Diagnostics run automatically:

  • during the server search. Learn more in the article Server search;
  • when a server is released, if the option Check before releasing is selected in Settings → Global settings. Also in the Global settings, you can set the auto diagnostics options: Clear discsFull hard drive erase, Diagnostics templates. Learn more in the article Global settings.

How it works


Server diagnostics algorithm :

  1. The system creates a block in the DHCP-server configuration file, which enables to work with the server's MAC-address
  2. The server passes authorization through DHCP.
  3. The server uploads the diagnostics template.
  4. The server check script starts.
  5. The "Server has hardware issues" status is set for the server.
  6. The system clarifies:
    1. The processor model.
    2. Amount of RAM.
    3. The presence of a hardware RAID-controller.
    4. The presence of HDDs (may not work properly if the server had a hardware raid controller)
    5. Hard drive slots.
  7. The system checks:
    1. Local connection speed.
    2. Read rate and SMART-information of HDD.
  8. If IPMI is detected, then the system configures:
    1. Network settings (IP-address, mask, gateway)
    2. New user and new password.
    3. If the Add IPMI automatically option is enabled in IPMI will be added to the server.
  9. All the information is sent to DCImanager.
  10. The server is powered off if the Power off servers upon checking option is enabled in  Settings Global settings. Otherwise, the server is rebooted in the normal course. 
  11. DCImanager processes diagnostics results:
    1. DCImanager compares that the platform corresponds to the detected server equipment:
      1. The number of processors should be more than 0, but not exceed the value specified for the platform type.
      2. The amount of RAM should be more than 0, but not exceed the value specified for the platform type.
      3. The number of HDD should be more than 0, but not exceed the value specified for the platform type.
        If the results differ from the values specified for the platform type, DCImanager creates a new platform and assigns it to the server.
    2. HDD is plugged off from the server. If the hardware RAID is found, only HHD that were added during the previous diagnostics will be plugged off. The HDD  that was specified manually will remain. Generally,  if the hardware RAID was found on the server, then DCImanager cannot receive correct HDD information.
    3. Read rate and SMART-information of HDD will be checked. Check parameters are specified in Types of equipmentHDDHDD types.
    4. Local connection speed will be checked.
    5. If sockets and scalability are not set for the CPU in Types of equipment Processors, the administrator will be asked to specify the missing data.
    6. The system checks, whether the status "Server has hardware issues" should be removed. The status will be removed, if the following requirements are met:
      1. Local connection speed is within the bounds of <LocalSpeedThreshold*Port_Speed/100> to <Port_Speed>. LocalSpeedTreshold - is a parameters in the DCImanager configuration file, in %( /usr/local/mgr5/etc/dcimgr.conf by default). The default value is 80%. For example, the default threshold for port 100 MB/sec is 80 MB/sec. Local connection speed, in this case, should be from 80 to 100 MB/sec.
      2. Hardware RAID is not present. 
      3. HDD parameters (read speed and SMART-criteria) are within the limits.

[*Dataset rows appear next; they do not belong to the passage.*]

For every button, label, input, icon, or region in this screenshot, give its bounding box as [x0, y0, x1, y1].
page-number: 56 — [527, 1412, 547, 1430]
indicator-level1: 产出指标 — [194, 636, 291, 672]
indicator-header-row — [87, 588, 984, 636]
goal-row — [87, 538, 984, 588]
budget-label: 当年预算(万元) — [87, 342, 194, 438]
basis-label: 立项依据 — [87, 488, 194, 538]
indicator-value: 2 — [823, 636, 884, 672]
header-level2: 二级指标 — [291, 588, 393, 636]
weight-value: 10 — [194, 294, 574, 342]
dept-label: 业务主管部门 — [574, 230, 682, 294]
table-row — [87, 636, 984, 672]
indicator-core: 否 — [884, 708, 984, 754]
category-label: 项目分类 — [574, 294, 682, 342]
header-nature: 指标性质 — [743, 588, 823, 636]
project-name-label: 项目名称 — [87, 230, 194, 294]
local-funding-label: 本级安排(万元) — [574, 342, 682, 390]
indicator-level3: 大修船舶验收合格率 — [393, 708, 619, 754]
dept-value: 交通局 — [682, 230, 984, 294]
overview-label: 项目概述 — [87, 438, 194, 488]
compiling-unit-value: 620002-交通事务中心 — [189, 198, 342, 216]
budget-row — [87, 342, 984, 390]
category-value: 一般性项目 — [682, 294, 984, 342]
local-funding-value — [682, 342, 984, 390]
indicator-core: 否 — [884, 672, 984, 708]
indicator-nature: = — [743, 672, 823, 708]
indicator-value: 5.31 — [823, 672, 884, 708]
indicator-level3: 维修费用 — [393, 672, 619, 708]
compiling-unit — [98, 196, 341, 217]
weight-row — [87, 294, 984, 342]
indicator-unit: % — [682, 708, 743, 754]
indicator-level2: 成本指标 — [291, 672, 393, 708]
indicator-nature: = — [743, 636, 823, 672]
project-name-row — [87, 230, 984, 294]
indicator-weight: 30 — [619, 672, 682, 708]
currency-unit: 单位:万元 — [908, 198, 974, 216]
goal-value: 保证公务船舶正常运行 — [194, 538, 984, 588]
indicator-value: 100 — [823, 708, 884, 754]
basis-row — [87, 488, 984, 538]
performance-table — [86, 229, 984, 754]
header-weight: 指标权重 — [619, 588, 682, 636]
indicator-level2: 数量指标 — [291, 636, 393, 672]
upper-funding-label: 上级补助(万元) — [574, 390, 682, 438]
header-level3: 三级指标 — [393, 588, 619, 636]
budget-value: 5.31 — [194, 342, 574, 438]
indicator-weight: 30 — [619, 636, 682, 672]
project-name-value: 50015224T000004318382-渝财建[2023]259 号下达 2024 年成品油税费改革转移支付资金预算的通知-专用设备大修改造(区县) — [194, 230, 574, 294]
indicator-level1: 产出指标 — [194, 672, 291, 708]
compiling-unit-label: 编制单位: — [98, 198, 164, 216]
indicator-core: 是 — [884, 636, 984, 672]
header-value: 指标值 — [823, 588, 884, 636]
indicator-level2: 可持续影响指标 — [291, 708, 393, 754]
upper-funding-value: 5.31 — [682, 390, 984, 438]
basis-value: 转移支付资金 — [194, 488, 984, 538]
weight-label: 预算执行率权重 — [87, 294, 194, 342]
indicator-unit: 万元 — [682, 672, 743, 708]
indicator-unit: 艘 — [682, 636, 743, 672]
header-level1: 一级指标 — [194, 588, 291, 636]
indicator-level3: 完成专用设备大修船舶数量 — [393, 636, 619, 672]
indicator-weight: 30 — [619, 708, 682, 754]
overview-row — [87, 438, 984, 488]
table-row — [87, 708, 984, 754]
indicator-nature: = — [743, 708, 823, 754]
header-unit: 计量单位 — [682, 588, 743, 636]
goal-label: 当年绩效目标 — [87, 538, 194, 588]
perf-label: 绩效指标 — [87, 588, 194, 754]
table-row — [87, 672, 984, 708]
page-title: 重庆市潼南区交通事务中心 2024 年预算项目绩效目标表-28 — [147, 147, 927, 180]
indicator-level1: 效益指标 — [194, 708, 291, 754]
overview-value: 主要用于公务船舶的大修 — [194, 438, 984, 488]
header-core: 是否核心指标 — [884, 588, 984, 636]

To check the last diagnostics results go to the section Main menu Servers Edit →  Diagnostic results block.

Note

If the diagnostic process is interrupted on the server, the server will have the "Server has hardware issues" status.

To remove the status after diagnostics go to the section Main menu → Servers → Edit and enter the necessary fields, which are empty. For example, if the server platform type wasn't defined, in the server edit form you will see "No platform" in the "Platform type" field, and the warning "A platform type is not selected for this server".